One day I’ll remember to offer a pack of saltines post-coitus, just to see what kind of reaction I get. I think a keeper would say something like “thanks, these are great for morning sickness” but with a wink or something so I don’t die.
Or not.
And as David Cross has taught us, rednecks are everywhere.
December 18th, 2007 at 11:33 am
29
PortTrojan says:
I thought Scotland was a part of England. Huh, I guess I need to spend more time reading the maps. The Tebow girl is cute but pretty soon there’s going to be more ham than eggs on that frame. I wonder if that’s one of the Rutgers fans who cuss at service academy teams.
December 18th, 2007 at 11:53 am
30
Skip says:
Timmy’s giving me the vapors.
December 18th, 2007 at 12:08 pm
31
DC Trojan says:
PortTrojan @ 29 – now that my fellow cubicle dwellers have sedated me, I think I can help clear up that confusion for you:
http://www.youtube.com/watch?v=xfGJ1TXWngw
December 18th, 2007 at 12:20 pm
32
RUinsane says:
As Rutgesr fan and alum, all I can say is. Pork Roll, Egg and Cheese on a hard roll anyone?
December 18th, 2007 at 12:26 pm
33
RUinsane says:
As Rutgers fan and alum, all I can say is. Pork Roll, Egg and Cheese on a hard roll anyone?
December 18th, 2007 at 12:28 pm
34
PortTrojan says:
DC Trojan @ 31
Perhaps a plate of haggis and a classic copy of The Viz would mollify you? Sid the Sexist and the Fat Slags would’ve laughed at my remark. How’s that for social proof?
December 18th, 2007 at 12:46 pm
35
Rival says:
Oh, yeah?!
Well I’m from Bakersfield, California, motherfucker!
Yeah? Well, fuck that. I’m from Juneau, Alaska, motherfucker!
[/david cross]
December 18th, 2007 at 12:46 pm
36
Mr Pelican Pants says:
#4
I read that and thought, “Damn, only 31.6 avg yards given up by the defense”..and they are firing the guy? Sheesh….Washington has some high standards on defense!!! Then I realized it was points, not yards, and thought, well , not so much….
December 18th, 2007 at 1:08 pm
37
DC Trojan says:
PortTrojan @ 35, I am a sea of haggis-fueled calm before the Johnny fartypants storm.
December 18th, 2007 at 1:18 pm
38
VolunteerValtrex says:
-27
Iowa City ain’t exactly Memphis, chief.
I’ve got the bullet hole and puncture wound to prove it.

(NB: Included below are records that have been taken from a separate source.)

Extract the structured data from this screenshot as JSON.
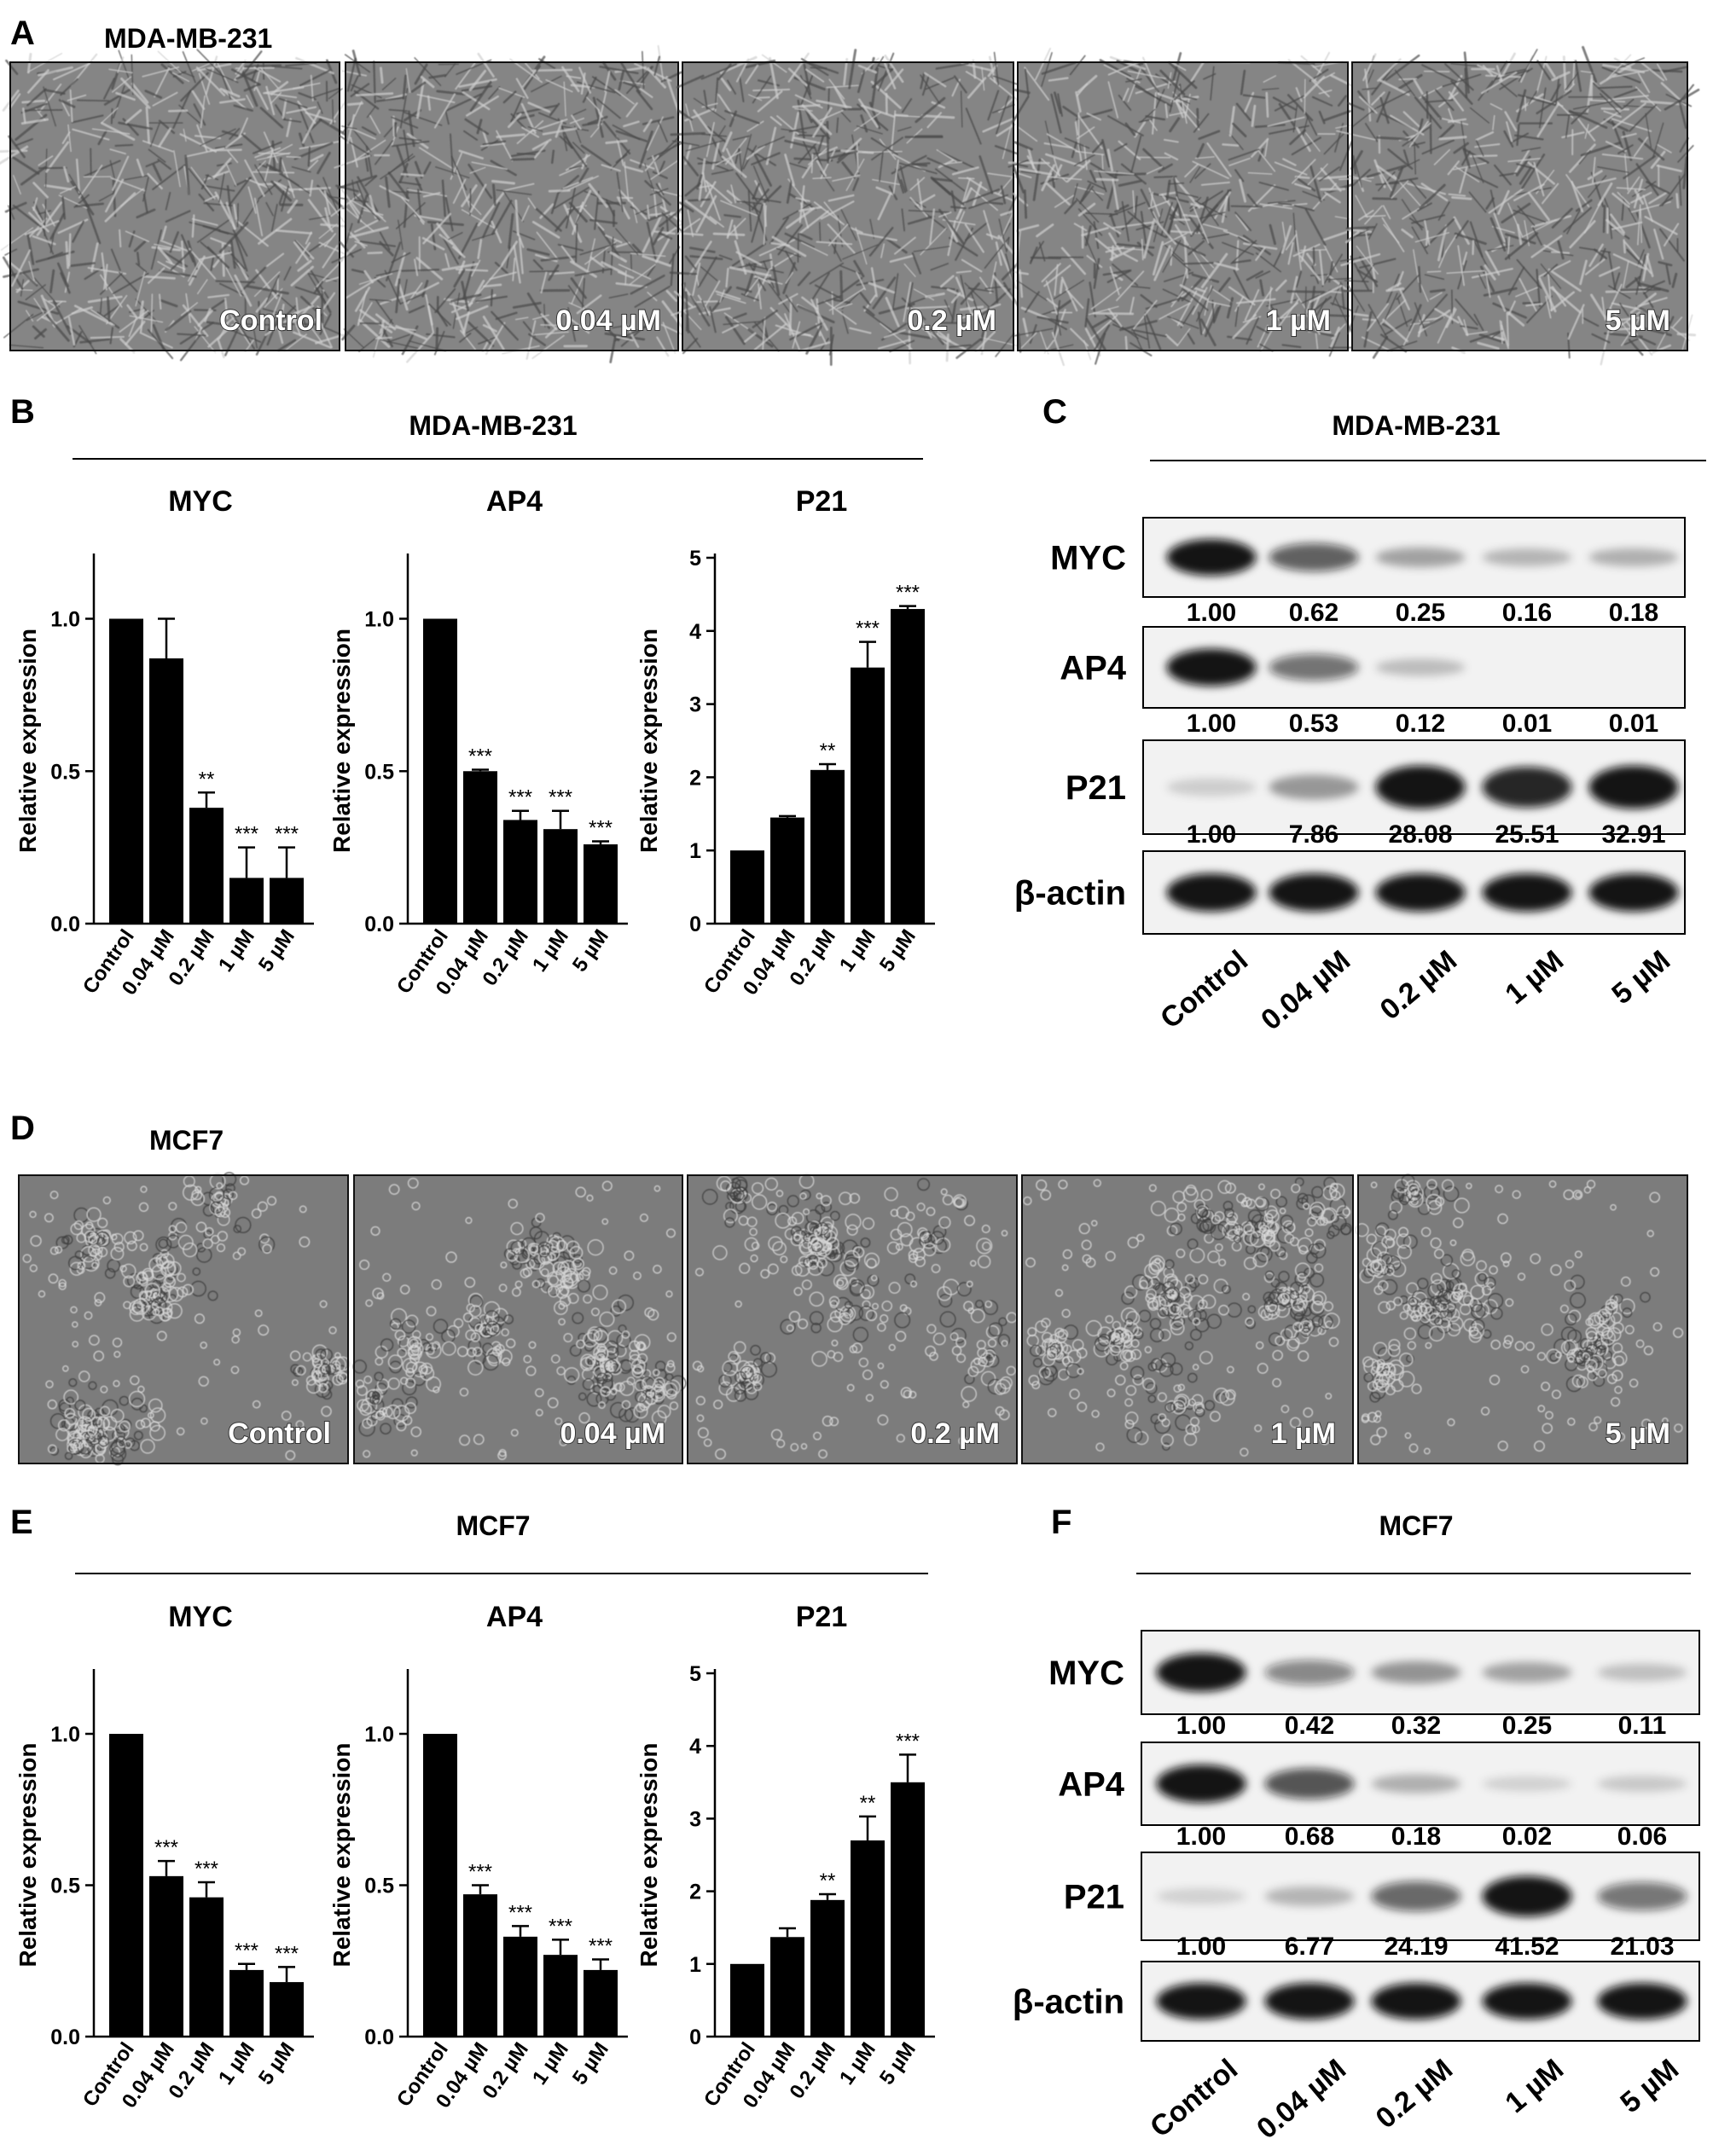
{
  "doses": [
    "Control",
    "0.04 µM",
    "0.2 µM",
    "1 µM",
    "5 µM"
  ],
  "ylabel": "Relative expression",
  "sections": [
    {
      "images": {
        "letter": "A",
        "cell_line": "MDA-MB-231",
        "style": "elongated"
      },
      "charts": {
        "letter": "B",
        "cell_line": "MDA-MB-231"
      },
      "blot": {
        "letter": "C",
        "cell_line": "MDA-MB-231"
      }
    },
    {
      "images": {
        "letter": "D",
        "cell_line": "MCF7",
        "style": "clustered"
      },
      "charts": {
        "letter": "E",
        "cell_line": "MCF7"
      },
      "blot": {
        "letter": "F",
        "cell_line": "MCF7"
      }
    }
  ],
  "chart_data": [
    {
      "type": "bar",
      "panel": "B",
      "cell_line": "MDA-MB-231",
      "title": "MYC",
      "ylabel": "Relative expression",
      "categories": [
        "Control",
        "0.04 µM",
        "0.2 µM",
        "1 µM",
        "5 µM"
      ],
      "values": [
        1.0,
        0.87,
        0.38,
        0.15,
        0.15
      ],
      "errors": [
        0,
        0.13,
        0.05,
        0.1,
        0.1
      ],
      "significance": [
        "",
        "",
        "**",
        "***",
        "***"
      ],
      "ylim": [
        0,
        1.2
      ],
      "yticks": [
        0.0,
        0.5,
        1.0
      ],
      "yticklabels": [
        "0.0",
        "0.5",
        "1.0"
      ]
    },
    {
      "type": "bar",
      "panel": "B",
      "cell_line": "MDA-MB-231",
      "title": "AP4",
      "ylabel": "Relative expression",
      "categories": [
        "Control",
        "0.04 µM",
        "0.2 µM",
        "1 µM",
        "5 µM"
      ],
      "values": [
        1.0,
        0.5,
        0.34,
        0.31,
        0.26
      ],
      "errors": [
        0,
        0.005,
        0.03,
        0.06,
        0.01
      ],
      "significance": [
        "",
        "***",
        "***",
        "***",
        "***"
      ],
      "ylim": [
        0,
        1.2
      ],
      "yticks": [
        0.0,
        0.5,
        1.0
      ],
      "yticklabels": [
        "0.0",
        "0.5",
        "1.0"
      ]
    },
    {
      "type": "bar",
      "panel": "B",
      "cell_line": "MDA-MB-231",
      "title": "P21",
      "ylabel": "Relative expression",
      "categories": [
        "Control",
        "0.04 µM",
        "0.2 µM",
        "1 µM",
        "5 µM"
      ],
      "values": [
        1.0,
        1.45,
        2.1,
        3.5,
        4.3
      ],
      "errors": [
        0,
        0.02,
        0.08,
        0.35,
        0.04
      ],
      "significance": [
        "",
        "",
        "**",
        "***",
        "***"
      ],
      "ylim": [
        0,
        5
      ],
      "yticks": [
        0,
        1,
        2,
        3,
        4,
        5
      ],
      "yticklabels": [
        "0",
        "1",
        "2",
        "3",
        "4",
        "5"
      ]
    },
    {
      "type": "bar",
      "panel": "E",
      "cell_line": "MCF7",
      "title": "MYC",
      "ylabel": "Relative expression",
      "categories": [
        "Control",
        "0.04 µM",
        "0.2 µM",
        "1 µM",
        "5 µM"
      ],
      "values": [
        1.0,
        0.53,
        0.46,
        0.22,
        0.18
      ],
      "errors": [
        0,
        0.05,
        0.05,
        0.02,
        0.05
      ],
      "significance": [
        "",
        "***",
        "***",
        "***",
        "***"
      ],
      "ylim": [
        0,
        1.2
      ],
      "yticks": [
        0.0,
        0.5,
        1.0
      ],
      "yticklabels": [
        "0.0",
        "0.5",
        "1.0"
      ]
    },
    {
      "type": "bar",
      "panel": "E",
      "cell_line": "MCF7",
      "title": "AP4",
      "ylabel": "Relative expression",
      "categories": [
        "Control",
        "0.04 µM",
        "0.2 µM",
        "1 µM",
        "5 µM"
      ],
      "values": [
        1.0,
        0.47,
        0.33,
        0.27,
        0.22
      ],
      "errors": [
        0,
        0.03,
        0.035,
        0.05,
        0.035
      ],
      "significance": [
        "",
        "***",
        "***",
        "***",
        "***"
      ],
      "ylim": [
        0,
        1.2
      ],
      "yticks": [
        0.0,
        0.5,
        1.0
      ],
      "yticklabels": [
        "0.0",
        "0.5",
        "1.0"
      ]
    },
    {
      "type": "bar",
      "panel": "E",
      "cell_line": "MCF7",
      "title": "P21",
      "ylabel": "Relative expression",
      "categories": [
        "Control",
        "0.04 µM",
        "0.2 µM",
        "1 µM",
        "5 µM"
      ],
      "values": [
        1.0,
        1.37,
        1.88,
        2.7,
        3.5
      ],
      "errors": [
        0,
        0.12,
        0.08,
        0.33,
        0.38
      ],
      "significance": [
        "",
        "",
        "**",
        "**",
        "***"
      ],
      "ylim": [
        0,
        5
      ],
      "yticks": [
        0,
        1,
        2,
        3,
        4,
        5
      ],
      "yticklabels": [
        "0",
        "1",
        "2",
        "3",
        "4",
        "5"
      ]
    }
  ],
  "blots": [
    {
      "panel": "C",
      "cell_line": "MDA-MB-231",
      "lanes": [
        "Control",
        "0.04 µM",
        "0.2 µM",
        "1 µM",
        "5 µM"
      ],
      "proteins": [
        {
          "name": "MYC",
          "values": [
            "1.00",
            "0.62",
            "0.25",
            "0.16",
            "0.18"
          ],
          "intensity": [
            1.0,
            0.62,
            0.25,
            0.16,
            0.18
          ]
        },
        {
          "name": "AP4",
          "values": [
            "1.00",
            "0.53",
            "0.12",
            "0.01",
            "0.01"
          ],
          "intensity": [
            1.0,
            0.53,
            0.12,
            0.01,
            0.01
          ]
        },
        {
          "name": "P21",
          "values": [
            "1.00",
            "7.86",
            "28.08",
            "25.51",
            "32.91"
          ],
          "intensity": [
            0.04,
            0.3,
            1.0,
            0.91,
            1.0
          ]
        },
        {
          "name": "β-actin",
          "values": [],
          "intensity": [
            1.0,
            1.0,
            1.0,
            1.0,
            1.0
          ]
        }
      ]
    },
    {
      "panel": "F",
      "cell_line": "MCF7",
      "lanes": [
        "Control",
        "0.04 µM",
        "0.2 µM",
        "1 µM",
        "5 µM"
      ],
      "proteins": [
        {
          "name": "MYC",
          "values": [
            "1.00",
            "0.42",
            "0.32",
            "0.25",
            "0.11"
          ],
          "intensity": [
            1.0,
            0.42,
            0.32,
            0.25,
            0.11
          ]
        },
        {
          "name": "AP4",
          "values": [
            "1.00",
            "0.68",
            "0.18",
            "0.02",
            "0.06"
          ],
          "intensity": [
            1.0,
            0.68,
            0.18,
            0.02,
            0.06
          ]
        },
        {
          "name": "P21",
          "values": [
            "1.00",
            "6.77",
            "24.19",
            "41.52",
            "21.03"
          ],
          "intensity": [
            0.02,
            0.16,
            0.58,
            1.0,
            0.51
          ]
        },
        {
          "name": "β-actin",
          "values": [],
          "intensity": [
            1.0,
            1.0,
            1.0,
            1.0,
            1.0
          ]
        }
      ]
    }
  ]
}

December 18th, 2007 at 2:07 pm
39
Stacy Keibler Luvs Me says:
Tebow Babe Dept:
Not to insult the petite beauty with Tebow, but the babe in the second picture at the bottom, now that is some seriously awesome, bodacious, blah, blah, blah….(hard to describe somethang that nice)
December 18th, 2007 at 4:59 pm
40
PortTrojan says:
DC Trojan @ 37,
This Spoilt Bastard is glad you can handle this situation with the calmness of The Modern Parents as opposed to the stridency of Millie Tant.
December 18th, 2007 at 5:44 pm
41
CLTDawg says:
Is it just me, or was Tebow’s chest about 10X more impressive than hers?
December 18th, 2007 at 10:40 pm
42
Bearcrawls says:
Is Tebow’s bikini buddy actively mounting his leg in the pic? Nothing like an AP Playa of the Year award to get the girls into thigh humping mode.
December 19th, 2007 at 9:24 am
43
Bearcrawls says:
Upon further review, it was determined that although the girl’s boobs are modest, her top is not, thereby revealing some underboob, at least on the right side. All hail the underboob! Orson’s right, it’s the new cleavage.